The basin of attraction algorithm is a technique for displaying certain aspects of system behavior under integration. An algorithm is just a piece of computer code designed to achieve a desired result. The "basin of attraction" part of the name refers to the decision making process by which a particular color is assigned to each pixel in the image being generated.
Mathematical systems have the property that, depending on their initial conditions, they tend to seek out a certain set of states called an attractor. In a map of the possible system states the attractor may be a single point, a collection of points, a curve, a collection of curves or a region with an intricate fractal boundary. An attractor that has a fractal boundary is called a chaotic (or strange) attractor. In fact it is often the case that multiple attractors exist, each "owning" its own set of initial conditions.

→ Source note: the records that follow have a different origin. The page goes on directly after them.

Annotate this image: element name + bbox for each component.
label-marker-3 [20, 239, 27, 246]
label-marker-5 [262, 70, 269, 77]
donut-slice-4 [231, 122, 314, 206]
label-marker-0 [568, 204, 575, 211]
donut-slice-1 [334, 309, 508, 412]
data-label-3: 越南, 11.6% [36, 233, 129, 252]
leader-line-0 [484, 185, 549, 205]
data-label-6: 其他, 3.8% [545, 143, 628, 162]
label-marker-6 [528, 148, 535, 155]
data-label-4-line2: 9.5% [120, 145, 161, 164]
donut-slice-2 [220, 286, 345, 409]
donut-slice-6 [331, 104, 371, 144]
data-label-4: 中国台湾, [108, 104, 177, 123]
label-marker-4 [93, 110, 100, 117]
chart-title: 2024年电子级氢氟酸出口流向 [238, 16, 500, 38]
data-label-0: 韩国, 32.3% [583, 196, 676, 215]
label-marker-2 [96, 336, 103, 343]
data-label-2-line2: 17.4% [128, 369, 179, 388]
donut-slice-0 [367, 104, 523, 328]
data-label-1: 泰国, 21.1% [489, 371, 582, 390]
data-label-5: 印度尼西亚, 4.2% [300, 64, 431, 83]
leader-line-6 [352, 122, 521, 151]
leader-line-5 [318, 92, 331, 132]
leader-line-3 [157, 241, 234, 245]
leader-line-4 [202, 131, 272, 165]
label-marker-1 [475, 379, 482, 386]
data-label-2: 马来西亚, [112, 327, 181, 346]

The basin of attraction algorithm takes the location of each pixel in a certain domain of the map of possible system states and assigns it a color. Taking the pixel's location as initial conditions, the algorithm itegrates the mathematical expression for the system until the systems settles on an attractor. The algorithm then assigns a color to that attractor and moves on to the next pixel representing another set of initial conditions and integrates from that start to an attractor. If it is the same attractor as before, the pixel gets the same color. If not, a new color is assigned to the point leading to that attractor.
In our examples of this algorithm the number of attractors ranges from 2 to 5. Every point in the map of possible states will end up belonging to one and only one attractor and the collection of all the points belonging to a particular attractor is its basin of attraction. The surprising issue is how thoroughly mixed these basins are in the map of possible states. Even attractors consisting of a single point may have a fractal basin of attraction.